Un mecanismo que se aceitaba a través de un broker que era amigo íntimo de Alberto Fernández (Héctor Martínez Sosa) y cuya esposa era su secretaria privada cuando era presidente (María Cantero, célebre por el mal humor con el que recibía a los visitantes de Fernández en la Casa Rosada), y que llamó la atención del juez argentino Julián Ercolini, un compañero de Alberto en la Facultad de Derecho con el que tenía un largo y áspero enfrentamiento.

Los chats de la secretaria privada de Alberto Fernández fueron la caja de Pandora.

Allí encontró la Justicia las frases y las fotos que hablaban del calvario de Fabiola Yáñez y un muy buen artículo del periodista Claudio Savoia en Clarín enhebró las conjeturas necesarias para determinar que en esos diálogos desesperados y esas imágenes tremendas había algo mucho más escabroso que un episodio de corrupción.
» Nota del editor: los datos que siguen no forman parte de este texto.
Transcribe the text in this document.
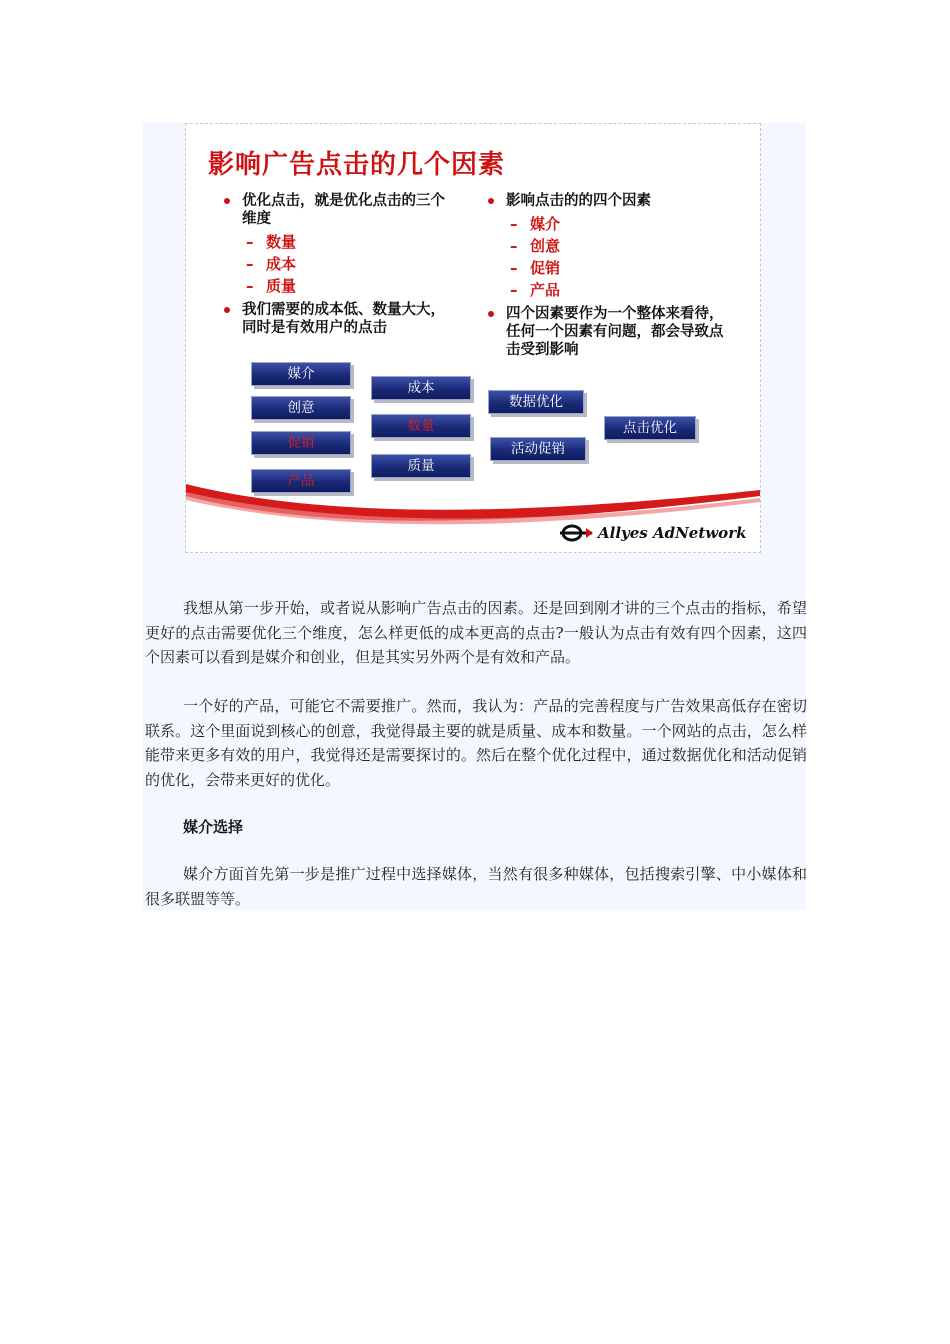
影响广告点击的几个因素
优化点击，就是优化点击的三个维度
– 数量
– 成本
– 质量
我们需要的成本低、数量大大，同时是有效用户的点击
影响点击的的四个因素
– 媒介
– 创意
– 促销
– 产品
四个因素要作为一个整体来看待，任何一个因素有问题，都会导致点击受到影响
媒介
创意
促销
产品
成本
数量
质量
数据优化
活动促销
点击优化
Allyes AdNetwork

我想从第一步开始，或者说从影响广告点击的因素。还是回到刚才讲的三个点击的指标，希望更好的点击需要优化三个维度，怎么样更低的成本更高的点击?一般认为点击有效有四个因素，这四个因素可以看到是媒介和创业，但是其实另外两个是有效和产品。

一个好的产品，可能它不需要推广。然而，我认为：产品的完善程度与广告效果高低存在密切联系。这个里面说到核心的创意，我觉得最主要的就是质量、成本和数量。一个网站的点击，怎么样能带来更多有效的用户，我觉得还是需要探讨的。然后在整个优化过程中，通过数据优化和活动促销的优化，会带来更好的优化。

媒介选择

媒介方面首先第一步是推广过程中选择媒体，当然有很多种媒体，包括搜索引擎、中小媒体和很多联盟等等。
Hasta tiene algo de paradoja. En los tiempos en que la moda de la política es crucificar al periodismo tradicional y proclamar su inutilidad en el éxtasis de las redes sociales, un periodista que insiste en el ejercicio arcaico de leer con atención los expedientes judiciales y hacerle las preguntas imprescindibles a jueces, fiscales y dirigentes políticos obtiene las primicias que ayudan a reforzar las instituciones.

Quién sabe. Quizás hasta se revalide el papel del periodismo profesional como le pasó a los discos de vinilo, que todavía tienen a millones de fans en el planeta escuchando a las mejores voces de la música como se hacía en el siglo pasado.
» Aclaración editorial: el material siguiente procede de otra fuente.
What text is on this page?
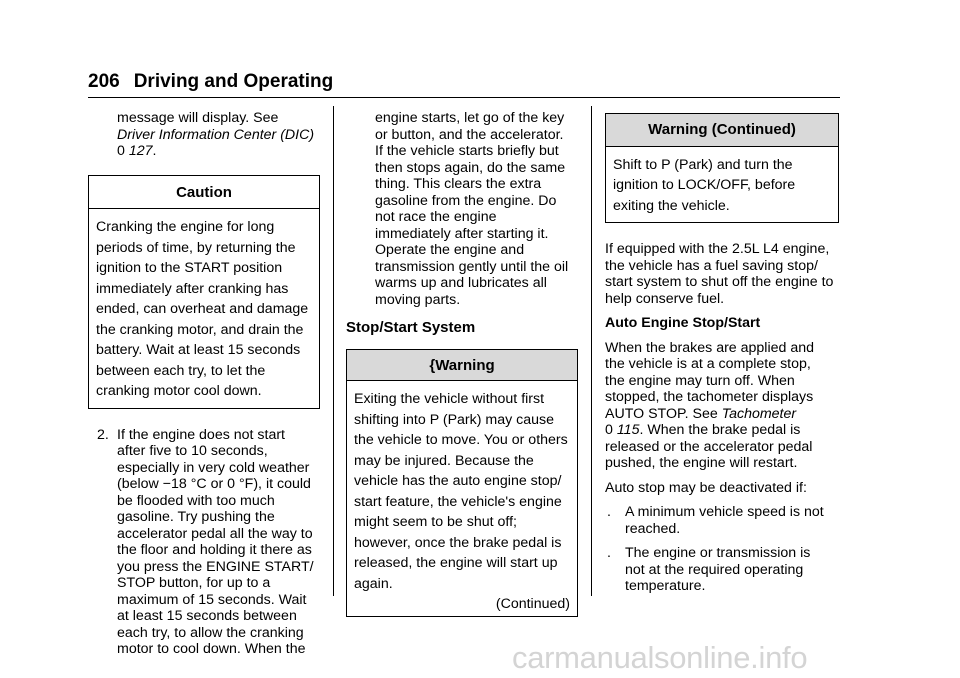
206 Driving and Operating

message will display. See

Driver Information Center (DIC)

0 127.

Caution

Cranking the engine for long

periods of time, by returning the

ignition to the START position

immediately after cranking has

ended, can overheat and damage

the cranking motor, and drain the

battery. Wait at least 15 seconds

between each try, to let the

cranking motor cool down.

2. If the engine does not start

after five to 10 seconds,

especially in very cold weather

(below −18 °C or 0 °F), it could

be flooded with too much

gasoline. Try pushing the

accelerator pedal all the way to

the floor and holding it there as

you press the ENGINE START/

STOP button, for up to a

maximum of 15 seconds. Wait

at least 15 seconds between

each try, to allow the cranking

motor to cool down. When the

engine starts, let go of the key

or button, and the accelerator.

If the vehicle starts briefly but

then stops again, do the same

thing. This clears the extra

gasoline from the engine. Do

not race the engine

immediately after starting it.

Operate the engine and

transmission gently until the oil

warms up and lubricates all

moving parts.

Stop/Start System
{Warning

Exiting the vehicle without first

shifting into P (Park) may cause

the vehicle to move. You or others

may be injured. Because the

vehicle has the auto engine stop/

start feature, the vehicle's engine

might seem to be shut off;

however, once the brake pedal is

released, the engine will start up

again.

(Continued)

Warning (Continued)

Shift to P (Park) and turn the

ignition to LOCK/OFF, before

exiting the vehicle.

If equipped with the 2.5L L4 engine,

the vehicle has a fuel saving stop/

start system to shut off the engine to

help conserve fuel.

Auto Engine Stop/Start

When the brakes are applied and

the vehicle is at a complete stop,

the engine may turn off. When

stopped, the tachometer displays

AUTO STOP. See Tachometer

0 115. When the brake pedal is

released or the accelerator pedal

pushed, the engine will restart.

Auto stop may be deactivated if:

. A minimum vehicle speed is not

reached.

. The engine or transmission is

not at the required operating

temperature.

carmanualsonline.info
Allí está Alberto Fernández desde hace unos días. Transitando los círculos del infierno en la barca de Caronte. Prisionero de una estafa con los seguros en la que parece haber sido el principal instigador. Abandonado por la mayoría de los peronistas que lo idolatraban en los primeros meses de su gestión presidencial. Abandonado incluso por algunos de los que tuvieron un cargo y un despacho oficial gracias a él.

Y qué decir de Cristina Kirchner. Escribiendo un posteo en las redes acusándolo de mal presidente y hasta de ejercer algún tipo de violencia contra ella misma. No fuera a ser que Fabiola le quisiera robar el lugar de la víctima, ese papel protagónico que ella siempre ha atesorado para si misma.
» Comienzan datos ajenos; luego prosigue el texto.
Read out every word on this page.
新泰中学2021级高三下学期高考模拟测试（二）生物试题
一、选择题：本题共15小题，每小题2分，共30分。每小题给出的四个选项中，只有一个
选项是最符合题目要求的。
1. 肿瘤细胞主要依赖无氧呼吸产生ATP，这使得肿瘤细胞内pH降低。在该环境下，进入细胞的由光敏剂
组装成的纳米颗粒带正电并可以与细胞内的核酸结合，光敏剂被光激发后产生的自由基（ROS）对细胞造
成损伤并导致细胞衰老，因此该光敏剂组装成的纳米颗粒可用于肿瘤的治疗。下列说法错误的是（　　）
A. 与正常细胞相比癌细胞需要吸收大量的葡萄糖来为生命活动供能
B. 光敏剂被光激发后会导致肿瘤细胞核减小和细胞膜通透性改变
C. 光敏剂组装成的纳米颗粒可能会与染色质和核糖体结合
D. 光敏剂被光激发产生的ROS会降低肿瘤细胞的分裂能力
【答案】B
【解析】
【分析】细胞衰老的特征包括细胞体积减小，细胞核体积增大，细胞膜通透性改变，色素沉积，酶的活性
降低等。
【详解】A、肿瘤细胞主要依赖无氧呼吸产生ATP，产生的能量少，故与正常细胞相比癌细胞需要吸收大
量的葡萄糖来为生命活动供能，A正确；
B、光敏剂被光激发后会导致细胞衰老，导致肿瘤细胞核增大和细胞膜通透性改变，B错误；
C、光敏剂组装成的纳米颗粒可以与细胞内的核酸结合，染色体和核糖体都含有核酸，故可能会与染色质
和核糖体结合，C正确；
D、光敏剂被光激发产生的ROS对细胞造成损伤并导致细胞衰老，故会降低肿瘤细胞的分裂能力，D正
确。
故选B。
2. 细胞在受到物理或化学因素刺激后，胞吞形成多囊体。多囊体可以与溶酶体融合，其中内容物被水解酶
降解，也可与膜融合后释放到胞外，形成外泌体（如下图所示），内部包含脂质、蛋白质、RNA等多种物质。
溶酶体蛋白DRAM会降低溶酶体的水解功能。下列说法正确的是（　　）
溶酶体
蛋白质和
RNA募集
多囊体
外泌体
El pecado original de Cristina y del peronismo es que fue ella quien lo eligió como candidato a presidente; fue ella quien se dejó adular diciendo que era la jugada maestra del mejor cuadro político de los últimos cien años.

Porque Cristina se cree la mejor de todos, mejor incluso que Néstor Kirchner y que Juan Domingo Perón. Ella, la que seleccionó a Alberto.

Allí está ahora el ex presidente, lloriqueando en los sillones del apartamento en Puerto Madero que le presta y no le cobra el publicista Pepe Albistur. Viendo como el fiscal Carlos Rívolo se lleva su smartphone y su computadora sabiendo, como se sabe ahora, que lo usaba para armar sus citas amorosas y filmar sus breves triunfos eróticos pasajeros.

Nadie quiere arriesgar su futuro defendiendo a Alberto Fernández. Apenas si lo contienen viejos amigos de la política como Julio Vitobello y Alberto Iribarne. El resto ni siquiera lo llama. Y muchos menos le escribe.

El teléfono del ex presidente es una marmita que arde y que ninguno quiere agarrar por temor a quemarse. Hay cientos de hombres, y también mujeres, que se aterrorizan de solo saber que ese contenido puede volar por el universo digital como los moretones de Fabiola o los juramentos de amor de las chicas fascinadas por el poder.

Lo que queda de esta explosión tan argentina son los restos de una gestión imperdonable.

Los 130.000 muertos de la pandemia, la inflación de tres cifras, la pobreza infantil superando el 60%.

Los chicos pobres e indigentes del país de Alberto Fernández. El mismo que puede terminar preso por una sumatoria de delitos que trazan una parábola triste que va desde la corrupción con la plata de los argentinos más necesitados y termina en el subsuelo de los golpes a una mujer indefensa.